- Battle of Amba Jebelli: Part of Zemene Mesafint
| Date | March 1854 |
| Location | Amba Jebelli, Gojjam |
| Result | Victory for Kassa Hailu |

Commanders and leaders
- Dejazmach Kassa Hailu: Birru Goshu

= Battle of Amba Jebelli =

1854 battle in Ethiopia

The Battle of Amba Jebelli was fought in Ethiopia in 1854 between the forces of Kassa Hailu (later known as Tewodros II), and the forces of Birru Goshu of Gojjam. Kassa was victorious, Birru Goshu was captured and spent the next 14 years in chains.

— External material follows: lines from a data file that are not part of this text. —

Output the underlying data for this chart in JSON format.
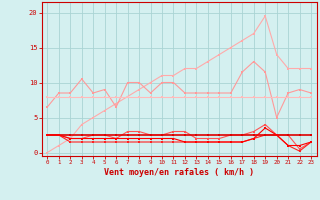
{
  "x": [
    0,
    1,
    2,
    3,
    4,
    5,
    6,
    7,
    8,
    9,
    10,
    11,
    12,
    13,
    14,
    15,
    16,
    17,
    18,
    19,
    20,
    21,
    22,
    23
  ],
  "series": [
    {
      "color": "#ffaaaa",
      "linewidth": 0.8,
      "markersize": 2.0,
      "values": [
        0,
        1,
        2,
        4,
        5,
        6,
        7,
        8,
        9,
        10,
        11,
        11,
        12,
        12,
        13,
        14,
        15,
        16,
        17,
        19.5,
        14,
        12,
        12,
        12
      ]
    },
    {
      "color": "#ff9999",
      "linewidth": 0.8,
      "markersize": 2.0,
      "values": [
        6.5,
        8.5,
        8.5,
        10.5,
        8.5,
        9.0,
        6.5,
        10.0,
        10.0,
        8.5,
        10.0,
        10.0,
        8.5,
        8.5,
        8.5,
        8.5,
        8.5,
        11.5,
        13.0,
        11.5,
        5.0,
        8.5,
        9.0,
        8.5
      ]
    },
    {
      "color": "#ffbbbb",
      "linewidth": 0.8,
      "markersize": 2.0,
      "values": [
        8,
        8,
        8,
        8,
        8,
        8,
        8,
        8,
        8,
        8,
        8,
        8,
        8,
        8,
        8,
        8,
        8,
        8,
        8,
        8,
        8,
        8,
        8,
        8
      ]
    },
    {
      "color": "#ff5555",
      "linewidth": 0.8,
      "markersize": 2.0,
      "values": [
        2.5,
        2.5,
        2.0,
        2.0,
        2.5,
        2.5,
        2.0,
        3.0,
        3.0,
        2.5,
        2.5,
        3.0,
        3.0,
        2.0,
        2.0,
        2.0,
        2.5,
        2.5,
        3.0,
        4.0,
        2.5,
        2.5,
        0.5,
        1.5
      ]
    },
    {
      "color": "#ff2222",
      "linewidth": 0.8,
      "markersize": 2.0,
      "values": [
        2.5,
        2.5,
        1.5,
        1.5,
        1.5,
        1.5,
        1.5,
        1.5,
        1.5,
        1.5,
        1.5,
        1.5,
        1.5,
        1.5,
        1.5,
        1.5,
        1.5,
        1.5,
        2.0,
        2.5,
        2.5,
        1.0,
        0.2,
        1.5
      ]
    },
    {
      "color": "#dd0000",
      "linewidth": 1.2,
      "markersize": 2.0,
      "values": [
        2.5,
        2.5,
        2.5,
        2.5,
        2.5,
        2.5,
        2.5,
        2.5,
        2.5,
        2.5,
        2.5,
        2.5,
        2.5,
        2.5,
        2.5,
        2.5,
        2.5,
        2.5,
        2.5,
        2.5,
        2.5,
        2.5,
        2.5,
        2.5
      ]
    },
    {
      "color": "#ff0000",
      "linewidth": 0.8,
      "markersize": 2.0,
      "values": [
        2.5,
        2.5,
        2.0,
        2.0,
        2.0,
        2.0,
        2.0,
        2.0,
        2.0,
        2.0,
        2.0,
        2.0,
        1.5,
        1.5,
        1.5,
        1.5,
        1.5,
        1.5,
        2.0,
        3.5,
        2.5,
        1.0,
        1.0,
        1.5
      ]
    }
  ],
  "xlabel": "Vent moyen/en rafales ( km/h )",
  "ylabel_ticks": [
    0,
    5,
    10,
    15,
    20
  ],
  "xticks": [
    0,
    1,
    2,
    3,
    4,
    5,
    6,
    7,
    8,
    9,
    10,
    11,
    12,
    13,
    14,
    15,
    16,
    17,
    18,
    19,
    20,
    21,
    22,
    23
  ],
  "ylim": [
    -0.5,
    21.5
  ],
  "xlim": [
    -0.5,
    23.5
  ],
  "bg_color": "#d4f0f0",
  "grid_color": "#aad4d4",
  "axis_color": "#cc0000",
  "tick_color": "#cc0000",
  "label_color": "#cc0000"
}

The battle was fought in Gojjam, in the modern Misraq Gojjam Zone. Birru sought to avenge his father, Goshu Zewde, who had been killed in the Battle of Gur Amba two years before. Confident of success, he left his fortress at Jebelli and in March 1854 Kassa Hailu engaged him and defeated him. Birru then tried to use the same tactics he had successfully used against Ras Ali, but his army failed him. As Mordechai Abir notes, "His Gojjamites were no longer fighting the hated Galla who had continuously ravaged their country, but a successful Amhara leader who was able to crush the much-disliked Yejju dynasty. Moreover, Kassa was the idol of the soldiers and his personal bravery became legendary." So when the two armies met again, Birru Goshu's army disintegrated and was taken prisoner. Birru's wife surrendered Jibelli (Jebelli is one of two ambas, or fortified mountaintops, in the valley of the Chamwaga River, and was frequently used as a stronghold by the rulers of Gojjam.) with its arsenal, if she were promised that she would not be reunited with her husband. Afterwards, Birru Goshu was imprisoned on an amba west of Chelga.